Joe found Rob Barrows at the sheriff's headquarters in Chelsea, at the top of the northernmost of the village's two greens-an eccentricity particular to the town. The sheriff's office was tucked behind the United Church of Christ, in a nineteenth-century red-brick building neighboring Court, School, and Church Streets-a trio of names simultaneously bland, comforting, and a little peremptory, as if the founders of the village had better things to do-and more land to grab-in the late 1700s than to linger here and apply their imaginations.

"Hey," Barrows said as Joe entered the officers' room, a small, cluttered space that served a variety of roles. "I thought you were going to give me a call, not actually make the trip."

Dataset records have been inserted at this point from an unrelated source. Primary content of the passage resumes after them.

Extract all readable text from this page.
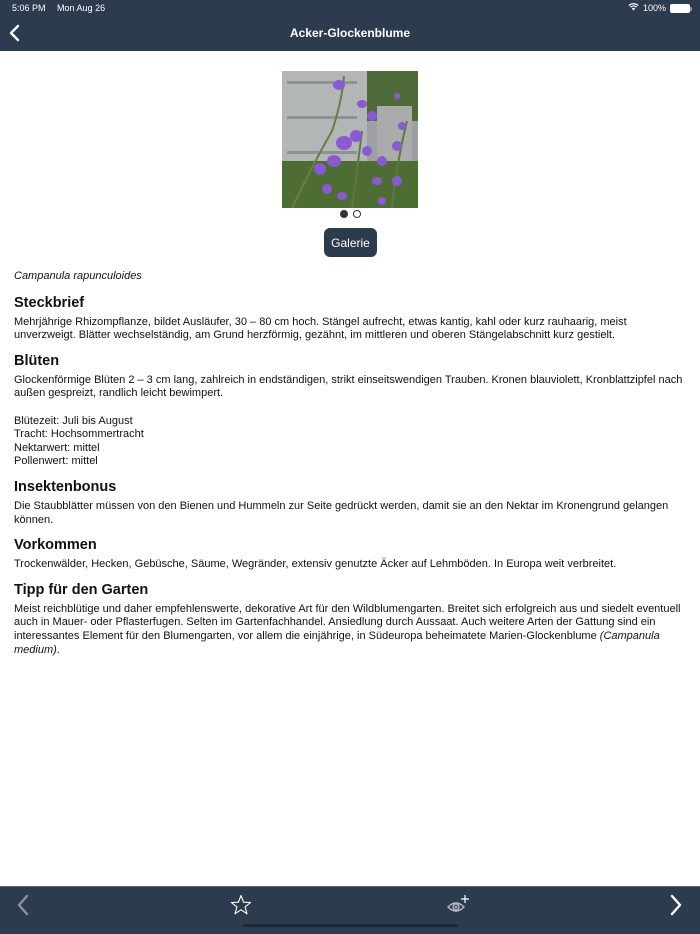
5:06 PM Mon Aug 26	100%
Acker-Glockenblume
Galerie
Campanula rapunculoides
Steckbrief

Mehrjährige Rhizompflanze, bildet Ausläufer, 30 – 80 cm hoch. Stängel aufrecht, etwas kantig, kahl oder kurz rauhaarig, meist unverzweigt. Blätter wechselständig, am Grund herzförmig, gezähnt, im mittleren und oberen Stängelabschnitt kurz gestielt.

Blüten

Glockenförmige Blüten 2 – 3 cm lang, zahlreich in endständigen, strikt einseitswendigen Trauben. Kronen blauviolett, Kronblattzipfel nach außen gespreizt, randlich leicht bewimpert.

Blütezeit: Juli bis August
Tracht: Hochsommertracht
Nektarwert: mittel
Pollenwert: mittel
Insektenbonus

Die Staubblätter müssen von den Bienen und Hummeln zur Seite gedrückt werden, damit sie an den Nektar im Kronengrund gelangen können.

Vorkommen

Trockenwälder, Hecken, Gebüsche, Säume, Wegränder, extensiv genutzte Äcker auf Lehmböden. In Europa weit verbreitet.

Tipp für den Garten

Meist reichblütige und daher empfehlenswerte, dekorative Art für den Wildblumengarten. Breitet sich erfolgreich aus und siedelt eventuell auch in Mauer- oder Pflasterfugen. Selten im Gartenfachhandel. Ansiedlung durch Aussaat. Auch weitere Arten der Gattung sind ein interessantes Element für den Blumengarten, vor allem die einjährige, in Südeuropa beheimatete Marien-Glockenblume (Campanula medium).
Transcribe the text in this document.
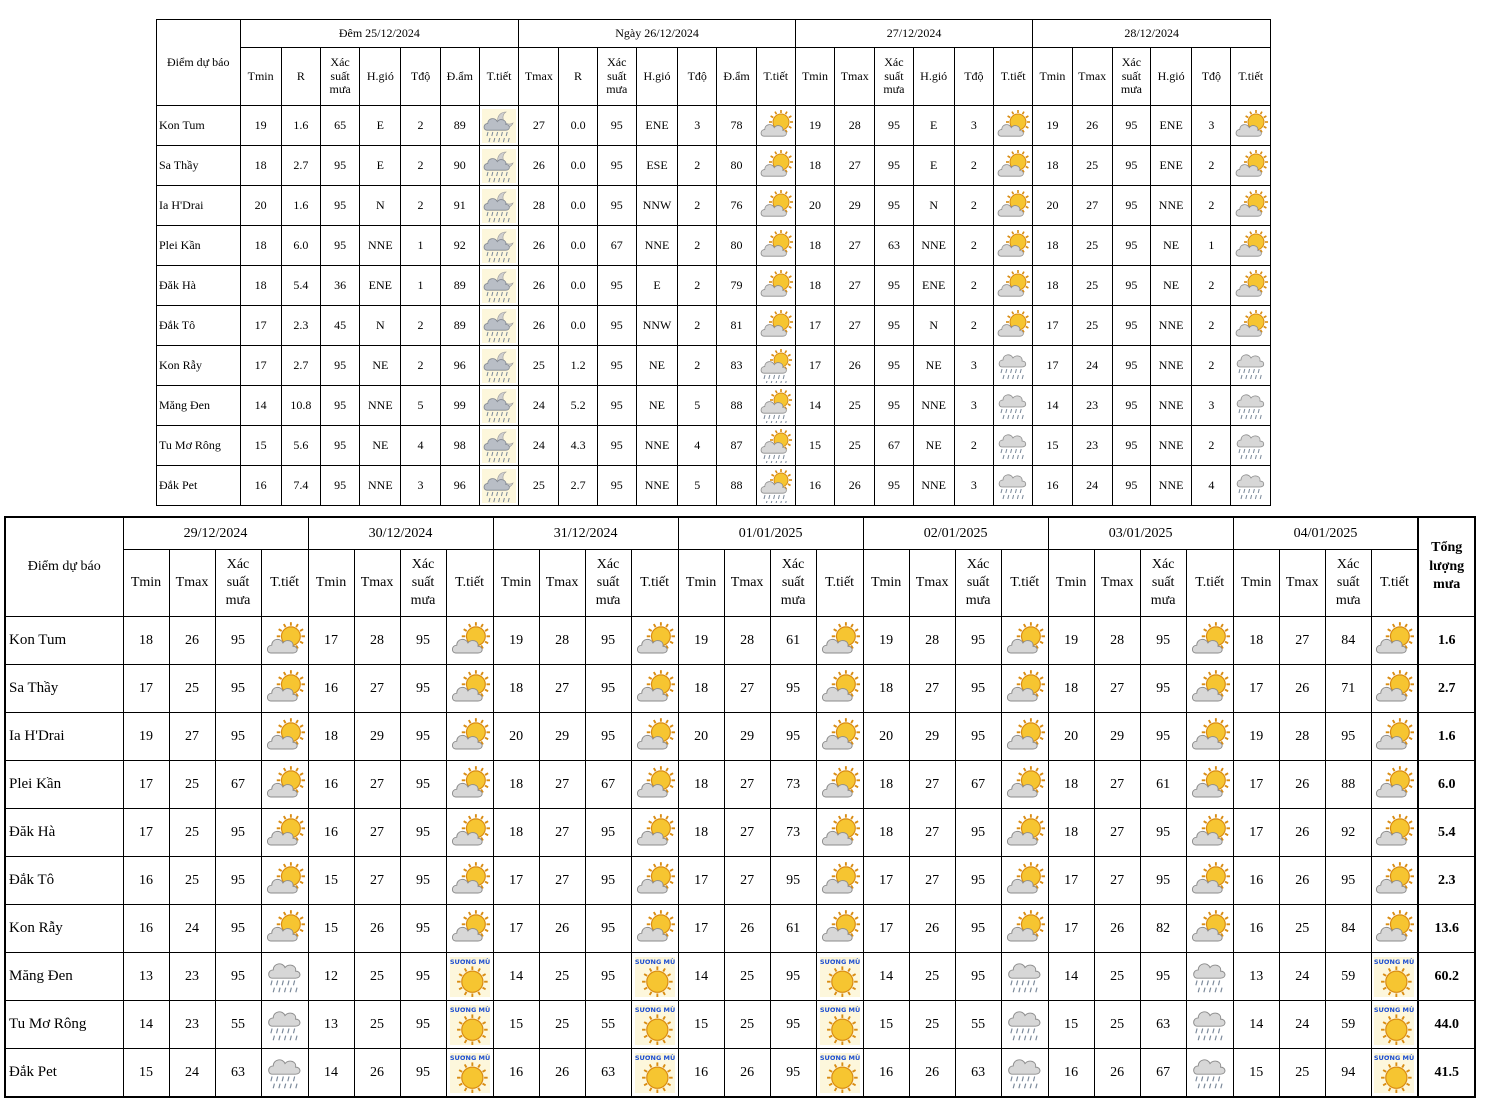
Điểm dự báo	Đêm 25/12/2024							Ngày 26/12/2024							27/12/2024						28/12/2024					
	Tmin	R	Xác suất mưa	H.gió	Tđộ	Đ.ẩm	T.tiết	Tmax	R	Xác suất mưa	H.gió	Tđộ	Đ.ẩm	T.tiết	Tmin	Tmax	Xác suất mưa	H.gió	Tđộ	T.tiết	Tmin	Tmax	Xác suất mưa	H.gió	Tđộ	T.tiết
Kon Tum	19	1.6	65	E	2	89		27	0.0	95	ENE	3	78		19	28	95	E	3		19	26	95	ENE	3	

Sa Thầy	18	2.7	95	E	2	90		26	0.0	95	ESE	2	80		18	27	95	E	2		18	25	95	ENE	2	

Ia H'Drai	20	1.6	95	N	2	91		28	0.0	95	NNW	2	76		20	29	95	N	2		20	27	95	NNE	2	

Plei Kần	18	6.0	95	NNE	1	92		26	0.0	67	NNE	2	80		18	27	63	NNE	2		18	25	95	NE	1	

Đăk Hà	18	5.4	36	ENE	1	89		26	0.0	95	E	2	79		18	27	95	ENE	2		18	25	95	NE	2	

Đắk Tô	17	2.3	45	N	2	89		26	0.0	95	NNW	2	81		17	27	95	N	2		17	25	95	NNE	2	

Kon Rẫy	17	2.7	95	NE	2	96		25	1.2	95	NE	2	83		17	26	95	NE	3		17	24	95	NNE	2	

Măng Đen	14	10.8	95	NNE	5	99		24	5.2	95	NE	5	88		14	25	95	NNE	3		14	23	95	NNE	3	

Tu Mơ Rông	15	5.6	95	NE	4	98		24	4.3	95	NNE	4	87		15	25	67	NE	2		15	23	95	NNE	2	

Đắk Pet	16	7.4	95	NNE	3	96		25	2.7	95	NNE	5	88		16	26	95	NNE	3		16	24	95	NNE	4	
Điểm dự báo	29/12/2024				30/12/2024				31/12/2024				01/01/2025				02/01/2025				03/01/2025				04/01/2025				Tổng lượng mưa
	Tmin	Tmax	Xác suất mưa	T.tiết	Tmin	Tmax	Xác suất mưa	T.tiết	Tmin	Tmax	Xác suất mưa	T.tiết	Tmin	Tmax	Xác suất mưa	T.tiết	Tmin	Tmax	Xác suất mưa	T.tiết	Tmin	Tmax	Xác suất mưa	T.tiết	Tmin	Tmax	Xác suất mưa	T.tiết	
Kon Tum	18	26	95		17	28	95		19	28	95		19	28	61		19	28	95		19	28	95		18	27	84		1.6
Sa Thầy	17	25	95		16	27	95		18	27	95		18	27	95		18	27	95		18	27	95		17	26	71		2.7
Ia H'Drai	19	27	95		18	29	95		20	29	95		20	29	95		20	29	95		20	29	95		19	28	95		1.6
Plei Kần	17	25	67		16	27	95		18	27	67		18	27	73		18	27	67		18	27	61		17	26	88		6.0
Đăk Hà	17	25	95		16	27	95		18	27	95		18	27	73		18	27	95		18	27	95		17	26	92		5.4
Đắk Tô	16	25	95		15	27	95		17	27	95		17	27	95		17	27	95		17	27	95		16	26	95		2.3
Kon Rẫy	16	24	95		15	26	95		17	26	95		17	26	61		17	26	95		17	26	82		16	25	84		13.6
Măng Đen	13	23	95		12	25	95	SƯƠNG MÙ	14	25	95	SƯƠNG MÙ	14	25	95	SƯƠNG MÙ	14	25	95		14	25	95		13	24	59	SƯƠNG MÙ	60.2
Tu Mơ Rông	14	23	55		13	25	95	SƯƠNG MÙ	15	25	55	SƯƠNG MÙ	15	25	95	SƯƠNG MÙ	15	25	55		15	25	63		14	24	59	SƯƠNG MÙ	44.0
Đắk Pet	15	24	63		14	26	95	SƯƠNG MÙ	16	26	63	SƯƠNG MÙ	16	26	95	SƯƠNG MÙ	16	26	63		16	26	67		15	25	94	SƯƠNG MÙ	41.5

"Nice day for it," Joe answered neutrally, choosing a chair beside Rob's desk. He did not go into how staring at his brother's inert form in the hospital for a half hour at a time was more than he could stand, even in his mother's company. "What did you get out of that?" He pointed at the equally blank-faced, remarkably filthy computer that they'd removed from Steve's Garage.

Barrows had been at his own console when Joe entered, and he now waved at his screen in explanation. "Just been following up on that," he said. "I got the software to get around the password. Hit pure gold. For one thing, he's cooking the books-the legit stuff is what we saw at the shop; the kickbacks and bill padding and bogus work claims are all behind the password. When everyone gets out of the hospital, I'd seriously recommend you get another mechanic."

Joe opened his mouth to respond, and to ask about Leo's car, but Rob was clearly building up steam and continued instead with "I also found out that somebody at Steve's has been filling his time with more than cars. I made a copy of his hard drive and transferred it to my computer so I wouldn't be tampering with evidence, but take a look at this."